Several speakers reflected on the COVID-19 losses, including Jaqueline Woodward, of Franklin, Ky., Whose husband, Gary Allen Woodward, a medic, died of COVID-19 in November 2020.
“I know how devastating this time has been for so many people,” said Woodward, speaking through tears. “I have lost my husband for 45 years, Gary.”
Woodward said her husband contracted COVID-19 at the Nashville hospital where he worked to help treat COVID-19 patients.
As a member of the advisory committee that helped select the memorial’s design, Woodward said she hoped it would bring comfort and peace to those who have lost loved ones to COVID-19.
“Our loved ones are not just a number,” she said. “He is someone who meant so much to so many people.”
Rabbi David Wirtschafter, with Temple Adath Israel in Lexington, recalled the words of President Abraham Lincoln’s speech in Gettysburg when remembering those lost to COVID-19.
“The world will hardly remember, nor will it long remember what we say here, while it will never be able to forget what they did here,” Wirtschafter said, citing Lincoln’s Civil War speech at the time. of the inauguration of the National Soldiers’ Cemetery.
Wirtschafter said he hoped the state could find unity in the face of collective loss at a time when COVID-19 “has tragically become not only a health care crisis but also a political crisis” with disputes over the need for vaccines, face masks and other precautions.
Beshear held a similar ceremony in March to mark the first anniversary of the day the pandemic hit Kentucky. At this event, as the state neared 5,000 deaths from COVID-19, Beshear announced the start of a fundraising campaign to raise funds for a memorial in honor of those who have died
Kentucky exceeded 10,000 deaths of COVID-19 on November 8 when it reported that 10,019 people had died from the virus.
The death toll stood at 10,214 on Friday.
Most of the deaths in recent months have been among people unvaccinated against COVID-19.
After a lull in early spring and summer, where deaths fell to single digits, the state reported as many as 50 or 60 deaths per day as an increase in COVID-19 cases drove them hospitalizations at record levels.
Dr Monalisa Tailor, a Louisville physician at Norton Healthcare and president-elect of the Kentucky Medical Association, said such deaths are “heartbreaking,” especially those that could have been prevented by vaccination.
“It’s very sad,” she said in an interview last week. “It is very unfortunate that we have had so many deaths this year.”
The vaccines first became available at the end of December 2020, initially in limited quantities.
In the spring, with vaccines more widely available, cases and deaths began to slow, before an increase that began around July driven by the highly infectious delta variant of COVID-19.

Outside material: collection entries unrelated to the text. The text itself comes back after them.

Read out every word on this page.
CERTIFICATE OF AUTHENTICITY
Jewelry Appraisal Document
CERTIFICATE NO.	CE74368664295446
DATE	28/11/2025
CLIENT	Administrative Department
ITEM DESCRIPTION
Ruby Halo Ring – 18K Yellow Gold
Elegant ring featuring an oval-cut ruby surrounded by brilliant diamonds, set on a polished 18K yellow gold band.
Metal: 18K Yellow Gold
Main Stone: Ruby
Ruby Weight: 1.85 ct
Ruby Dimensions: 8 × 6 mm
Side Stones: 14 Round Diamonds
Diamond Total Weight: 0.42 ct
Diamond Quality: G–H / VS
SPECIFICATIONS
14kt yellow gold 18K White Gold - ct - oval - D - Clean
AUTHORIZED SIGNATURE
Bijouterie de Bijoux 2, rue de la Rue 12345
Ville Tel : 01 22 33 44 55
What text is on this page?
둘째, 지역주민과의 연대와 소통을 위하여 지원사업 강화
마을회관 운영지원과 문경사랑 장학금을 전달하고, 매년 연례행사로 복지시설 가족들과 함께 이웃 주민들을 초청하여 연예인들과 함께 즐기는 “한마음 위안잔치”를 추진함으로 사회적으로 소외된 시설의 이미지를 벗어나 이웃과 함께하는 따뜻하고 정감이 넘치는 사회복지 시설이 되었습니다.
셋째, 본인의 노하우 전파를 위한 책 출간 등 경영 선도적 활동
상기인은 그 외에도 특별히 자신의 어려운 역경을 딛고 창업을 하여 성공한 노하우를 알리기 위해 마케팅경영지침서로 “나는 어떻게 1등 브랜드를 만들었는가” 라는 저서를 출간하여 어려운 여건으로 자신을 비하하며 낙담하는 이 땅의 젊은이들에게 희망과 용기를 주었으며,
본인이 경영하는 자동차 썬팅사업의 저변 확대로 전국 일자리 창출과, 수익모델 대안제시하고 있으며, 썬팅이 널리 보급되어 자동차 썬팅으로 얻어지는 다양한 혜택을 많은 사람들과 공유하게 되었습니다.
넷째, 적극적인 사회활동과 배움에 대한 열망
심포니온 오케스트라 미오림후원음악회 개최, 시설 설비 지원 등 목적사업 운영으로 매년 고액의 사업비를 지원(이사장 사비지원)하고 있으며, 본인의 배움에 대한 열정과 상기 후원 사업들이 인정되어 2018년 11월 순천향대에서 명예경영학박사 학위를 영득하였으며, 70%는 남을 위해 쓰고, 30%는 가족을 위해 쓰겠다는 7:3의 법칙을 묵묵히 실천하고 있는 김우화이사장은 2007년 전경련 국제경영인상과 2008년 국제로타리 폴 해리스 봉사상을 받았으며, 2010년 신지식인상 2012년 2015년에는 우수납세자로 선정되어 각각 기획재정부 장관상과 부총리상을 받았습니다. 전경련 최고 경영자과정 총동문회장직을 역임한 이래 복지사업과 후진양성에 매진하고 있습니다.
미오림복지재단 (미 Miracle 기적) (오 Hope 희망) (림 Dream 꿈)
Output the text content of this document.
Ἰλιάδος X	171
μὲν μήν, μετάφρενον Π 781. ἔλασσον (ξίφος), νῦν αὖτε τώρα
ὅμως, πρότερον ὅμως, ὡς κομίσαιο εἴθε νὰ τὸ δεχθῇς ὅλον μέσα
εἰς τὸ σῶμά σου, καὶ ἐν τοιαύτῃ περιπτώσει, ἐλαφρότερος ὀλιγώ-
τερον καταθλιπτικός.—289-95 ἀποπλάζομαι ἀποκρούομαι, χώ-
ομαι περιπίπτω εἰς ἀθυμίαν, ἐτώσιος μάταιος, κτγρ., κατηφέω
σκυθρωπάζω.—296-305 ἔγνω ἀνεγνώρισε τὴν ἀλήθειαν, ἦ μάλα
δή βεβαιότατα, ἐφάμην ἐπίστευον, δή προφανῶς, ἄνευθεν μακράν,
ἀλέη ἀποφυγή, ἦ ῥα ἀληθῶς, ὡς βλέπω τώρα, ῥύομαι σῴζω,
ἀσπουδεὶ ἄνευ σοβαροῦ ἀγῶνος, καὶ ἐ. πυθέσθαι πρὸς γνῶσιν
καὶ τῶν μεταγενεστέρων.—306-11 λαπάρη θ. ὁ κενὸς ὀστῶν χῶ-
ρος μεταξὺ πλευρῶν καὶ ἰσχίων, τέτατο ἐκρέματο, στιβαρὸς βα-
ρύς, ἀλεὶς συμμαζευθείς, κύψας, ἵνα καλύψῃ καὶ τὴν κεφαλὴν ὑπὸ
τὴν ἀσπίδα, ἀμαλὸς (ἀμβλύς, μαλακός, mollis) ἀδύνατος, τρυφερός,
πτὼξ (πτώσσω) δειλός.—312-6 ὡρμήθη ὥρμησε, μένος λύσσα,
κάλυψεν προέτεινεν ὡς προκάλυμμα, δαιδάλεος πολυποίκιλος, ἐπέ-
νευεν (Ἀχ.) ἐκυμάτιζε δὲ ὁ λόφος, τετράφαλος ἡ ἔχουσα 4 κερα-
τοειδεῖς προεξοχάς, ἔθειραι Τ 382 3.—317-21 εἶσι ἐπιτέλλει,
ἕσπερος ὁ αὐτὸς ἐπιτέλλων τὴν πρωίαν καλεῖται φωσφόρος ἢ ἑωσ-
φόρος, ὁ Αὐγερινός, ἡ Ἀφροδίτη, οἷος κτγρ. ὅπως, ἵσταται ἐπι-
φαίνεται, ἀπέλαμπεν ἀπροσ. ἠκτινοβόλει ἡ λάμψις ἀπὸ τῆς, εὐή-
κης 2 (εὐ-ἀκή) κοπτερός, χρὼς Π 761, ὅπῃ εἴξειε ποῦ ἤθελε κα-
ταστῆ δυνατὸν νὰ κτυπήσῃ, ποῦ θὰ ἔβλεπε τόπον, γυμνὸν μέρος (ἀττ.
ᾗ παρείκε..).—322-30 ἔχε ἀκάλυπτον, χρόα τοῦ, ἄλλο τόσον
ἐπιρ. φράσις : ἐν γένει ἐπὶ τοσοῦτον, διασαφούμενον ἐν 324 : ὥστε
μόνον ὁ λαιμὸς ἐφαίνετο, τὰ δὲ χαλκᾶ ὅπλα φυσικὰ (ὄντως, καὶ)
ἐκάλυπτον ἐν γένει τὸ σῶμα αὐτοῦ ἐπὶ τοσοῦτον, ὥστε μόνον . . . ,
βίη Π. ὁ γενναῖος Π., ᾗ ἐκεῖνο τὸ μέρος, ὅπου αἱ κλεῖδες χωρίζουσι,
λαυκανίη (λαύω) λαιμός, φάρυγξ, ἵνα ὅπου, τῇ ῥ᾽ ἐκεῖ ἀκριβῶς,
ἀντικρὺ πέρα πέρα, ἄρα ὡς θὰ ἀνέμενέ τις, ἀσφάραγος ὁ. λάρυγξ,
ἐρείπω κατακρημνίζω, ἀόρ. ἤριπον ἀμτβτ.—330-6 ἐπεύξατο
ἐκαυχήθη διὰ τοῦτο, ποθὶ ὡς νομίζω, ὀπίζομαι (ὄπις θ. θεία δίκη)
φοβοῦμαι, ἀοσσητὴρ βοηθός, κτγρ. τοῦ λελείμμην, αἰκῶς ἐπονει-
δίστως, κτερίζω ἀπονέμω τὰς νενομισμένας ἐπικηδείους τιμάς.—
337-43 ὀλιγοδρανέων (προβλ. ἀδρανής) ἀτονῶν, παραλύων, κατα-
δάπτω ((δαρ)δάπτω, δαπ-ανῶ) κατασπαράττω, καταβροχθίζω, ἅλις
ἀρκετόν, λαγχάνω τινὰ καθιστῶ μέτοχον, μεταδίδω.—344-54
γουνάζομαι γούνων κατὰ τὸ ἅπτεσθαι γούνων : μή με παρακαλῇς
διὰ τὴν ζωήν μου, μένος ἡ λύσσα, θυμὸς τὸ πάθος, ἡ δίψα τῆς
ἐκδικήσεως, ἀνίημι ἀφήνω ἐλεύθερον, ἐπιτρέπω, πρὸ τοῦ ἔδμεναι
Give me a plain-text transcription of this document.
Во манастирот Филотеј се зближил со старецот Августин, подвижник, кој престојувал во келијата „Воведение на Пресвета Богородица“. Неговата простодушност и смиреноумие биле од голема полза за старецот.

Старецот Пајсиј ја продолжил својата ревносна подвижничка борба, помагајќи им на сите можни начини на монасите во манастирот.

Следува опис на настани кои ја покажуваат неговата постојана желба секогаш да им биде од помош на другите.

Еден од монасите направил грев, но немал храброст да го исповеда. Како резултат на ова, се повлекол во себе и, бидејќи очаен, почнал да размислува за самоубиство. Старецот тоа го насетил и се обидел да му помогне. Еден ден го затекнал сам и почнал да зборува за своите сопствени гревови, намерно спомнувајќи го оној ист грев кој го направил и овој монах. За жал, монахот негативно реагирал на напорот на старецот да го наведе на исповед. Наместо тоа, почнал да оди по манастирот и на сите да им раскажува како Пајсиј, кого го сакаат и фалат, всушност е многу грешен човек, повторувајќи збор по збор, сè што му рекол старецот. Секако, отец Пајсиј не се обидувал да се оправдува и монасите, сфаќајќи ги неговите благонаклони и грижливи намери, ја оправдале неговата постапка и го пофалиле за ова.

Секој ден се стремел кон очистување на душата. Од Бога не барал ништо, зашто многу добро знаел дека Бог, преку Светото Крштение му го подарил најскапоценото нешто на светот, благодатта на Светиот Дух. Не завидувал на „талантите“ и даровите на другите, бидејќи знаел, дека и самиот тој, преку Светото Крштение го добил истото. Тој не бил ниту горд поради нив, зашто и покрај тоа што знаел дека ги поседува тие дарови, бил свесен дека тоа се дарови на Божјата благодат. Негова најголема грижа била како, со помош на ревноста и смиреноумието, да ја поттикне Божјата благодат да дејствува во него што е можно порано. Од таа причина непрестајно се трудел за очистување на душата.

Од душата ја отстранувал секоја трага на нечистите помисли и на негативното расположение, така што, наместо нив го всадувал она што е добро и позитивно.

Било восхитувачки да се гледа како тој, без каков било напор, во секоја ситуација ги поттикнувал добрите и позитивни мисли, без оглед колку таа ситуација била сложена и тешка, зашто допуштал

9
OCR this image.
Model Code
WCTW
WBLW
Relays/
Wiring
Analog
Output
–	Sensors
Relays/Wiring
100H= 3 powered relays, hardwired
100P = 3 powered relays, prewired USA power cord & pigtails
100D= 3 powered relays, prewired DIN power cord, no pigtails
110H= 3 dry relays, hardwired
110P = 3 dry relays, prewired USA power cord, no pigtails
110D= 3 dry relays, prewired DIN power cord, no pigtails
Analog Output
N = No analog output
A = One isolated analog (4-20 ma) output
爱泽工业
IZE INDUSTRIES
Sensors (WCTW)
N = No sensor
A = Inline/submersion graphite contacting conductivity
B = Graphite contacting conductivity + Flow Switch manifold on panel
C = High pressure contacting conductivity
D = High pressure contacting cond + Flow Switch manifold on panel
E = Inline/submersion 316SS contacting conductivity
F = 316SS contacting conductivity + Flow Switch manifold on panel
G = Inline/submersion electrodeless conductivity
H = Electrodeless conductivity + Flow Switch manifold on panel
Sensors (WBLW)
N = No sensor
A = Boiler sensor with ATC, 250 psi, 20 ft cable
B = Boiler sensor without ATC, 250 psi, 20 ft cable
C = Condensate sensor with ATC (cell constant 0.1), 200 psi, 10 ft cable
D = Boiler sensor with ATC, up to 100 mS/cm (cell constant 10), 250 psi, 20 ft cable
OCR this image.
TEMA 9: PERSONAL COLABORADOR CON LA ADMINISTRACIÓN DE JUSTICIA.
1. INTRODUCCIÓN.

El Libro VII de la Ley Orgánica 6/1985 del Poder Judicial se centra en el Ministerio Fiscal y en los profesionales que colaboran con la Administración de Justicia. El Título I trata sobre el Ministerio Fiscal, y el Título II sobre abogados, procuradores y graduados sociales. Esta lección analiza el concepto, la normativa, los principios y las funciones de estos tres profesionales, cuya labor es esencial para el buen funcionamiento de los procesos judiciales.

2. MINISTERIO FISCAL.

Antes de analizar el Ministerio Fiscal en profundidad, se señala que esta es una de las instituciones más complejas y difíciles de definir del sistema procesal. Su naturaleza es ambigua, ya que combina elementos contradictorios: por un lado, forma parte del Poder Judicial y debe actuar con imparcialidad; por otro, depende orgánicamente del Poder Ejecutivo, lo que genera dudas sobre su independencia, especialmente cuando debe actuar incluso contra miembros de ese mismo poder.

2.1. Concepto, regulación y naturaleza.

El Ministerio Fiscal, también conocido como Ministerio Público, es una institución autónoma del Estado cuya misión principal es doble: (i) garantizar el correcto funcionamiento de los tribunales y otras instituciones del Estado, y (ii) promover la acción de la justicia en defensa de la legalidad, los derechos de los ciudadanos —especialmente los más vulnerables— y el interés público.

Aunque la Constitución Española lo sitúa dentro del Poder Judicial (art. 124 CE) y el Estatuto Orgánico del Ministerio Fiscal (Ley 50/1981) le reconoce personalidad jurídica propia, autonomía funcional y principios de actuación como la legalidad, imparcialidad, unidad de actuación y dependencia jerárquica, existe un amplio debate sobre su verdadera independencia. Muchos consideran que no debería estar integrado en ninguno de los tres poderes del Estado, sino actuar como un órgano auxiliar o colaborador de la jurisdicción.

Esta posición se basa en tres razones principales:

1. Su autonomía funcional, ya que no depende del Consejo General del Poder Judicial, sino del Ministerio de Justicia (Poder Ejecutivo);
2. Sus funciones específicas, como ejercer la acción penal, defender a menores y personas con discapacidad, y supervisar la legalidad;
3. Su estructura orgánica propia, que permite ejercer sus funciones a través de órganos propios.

About 60% of all Kentuckians are vaccinated and health officials hope this will increase with vaccine approval recently enlarged for children aged 5 to 11.
Still, Tailor fears that with the approach of colder weather, people indoors closer together and the holidays ahead, cases could rise again without more people being vaccinated.
“It makes me nervous,” she said.
Lt. Gov. Jacqueline Coleman concluded Sunday’s ceremony by reminding all those who do not need to be vaccinated and those who are eligible to receive a “booster” vaccine.